C: Or paying attention. I taught journalism for a number of years on a part-time basis while I was still working in the mainstream media, and I always used to ask the class at the beginning of every term, What’s the most important tool a journalist has? You’d always get the laptop, the tape recorder, Google. And I always used to say, “No, it’s the question.” It’s the most important tool we have.
It’s always struck me that the central question of both faith—religious faith—and journalism is the same: Why? Why this universe and not something else? Unless it comes from some kind of creative impulse. And on a purely earthly level: Why would somebody do that? Why would somebody say that? It’s the central question. Once you force the explanation or at least ask for the explanation, then you get the how. Those are the simplest questions in the world. Children constantly ask why. It’s so fundamental. But we forget.
How do you build that reflex back into young journalists, into the people that you want to develop that sense of media literacy?
JB: I think it’s a question, first of all, of understanding some of the technicalities of how the media works today. So understanding sort of an overview. But I also think it’s just exactly what you said: it’s that curiosity and inquiring mind that says, What is the motivation behind why this story would be coming from this particular source now?
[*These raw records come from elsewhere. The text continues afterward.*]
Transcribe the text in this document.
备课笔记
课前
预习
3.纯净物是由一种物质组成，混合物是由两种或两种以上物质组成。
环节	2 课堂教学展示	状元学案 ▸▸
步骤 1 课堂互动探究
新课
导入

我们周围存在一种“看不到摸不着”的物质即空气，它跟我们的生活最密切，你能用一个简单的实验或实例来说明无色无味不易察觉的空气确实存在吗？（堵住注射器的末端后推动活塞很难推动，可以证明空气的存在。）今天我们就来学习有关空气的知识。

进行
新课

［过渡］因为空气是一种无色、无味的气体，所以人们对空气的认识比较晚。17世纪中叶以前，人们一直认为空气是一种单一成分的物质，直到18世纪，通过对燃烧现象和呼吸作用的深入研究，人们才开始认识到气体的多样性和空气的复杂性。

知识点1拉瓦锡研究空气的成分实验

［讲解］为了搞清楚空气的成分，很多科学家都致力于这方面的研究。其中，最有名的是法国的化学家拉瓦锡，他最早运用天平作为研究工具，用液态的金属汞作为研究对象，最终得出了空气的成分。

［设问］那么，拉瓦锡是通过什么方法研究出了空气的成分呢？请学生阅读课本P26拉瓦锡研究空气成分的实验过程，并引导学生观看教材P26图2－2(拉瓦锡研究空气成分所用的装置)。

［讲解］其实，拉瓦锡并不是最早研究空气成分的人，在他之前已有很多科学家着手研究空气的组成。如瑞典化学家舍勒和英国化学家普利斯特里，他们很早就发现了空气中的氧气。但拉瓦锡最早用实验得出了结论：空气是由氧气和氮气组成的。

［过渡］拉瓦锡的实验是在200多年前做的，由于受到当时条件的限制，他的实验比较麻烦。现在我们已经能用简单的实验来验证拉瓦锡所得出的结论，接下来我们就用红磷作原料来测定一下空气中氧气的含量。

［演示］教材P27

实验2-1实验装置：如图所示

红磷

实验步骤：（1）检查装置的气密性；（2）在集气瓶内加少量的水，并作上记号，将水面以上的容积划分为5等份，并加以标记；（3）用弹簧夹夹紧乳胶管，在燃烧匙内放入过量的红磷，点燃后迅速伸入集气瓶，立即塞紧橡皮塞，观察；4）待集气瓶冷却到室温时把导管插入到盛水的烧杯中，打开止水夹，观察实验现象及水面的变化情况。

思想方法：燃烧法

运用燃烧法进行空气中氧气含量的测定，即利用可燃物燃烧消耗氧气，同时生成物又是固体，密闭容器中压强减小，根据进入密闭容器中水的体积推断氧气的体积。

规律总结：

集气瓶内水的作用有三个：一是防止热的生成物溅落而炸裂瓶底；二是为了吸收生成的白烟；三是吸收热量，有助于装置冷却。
Or what is going on in the wider ecosphere that suddenly we’re hearing about this? Well it just happens there’s a vote in Parliament next week. It’s putting the pieces together.
Now if I’m looking to hire journalists, I really want someone who has this insatiable curiosity about the world and what it’s doing and why it’s doing it and how it’s doing it. Because I think that’s one of the key things people say to me: “What do I need to be a journalist?” I would say you’ve got to have that insatiable curiosity and you’ve got to always be asking questions. If you’re not doing that, then you’re right, you won’t get very far in the long run.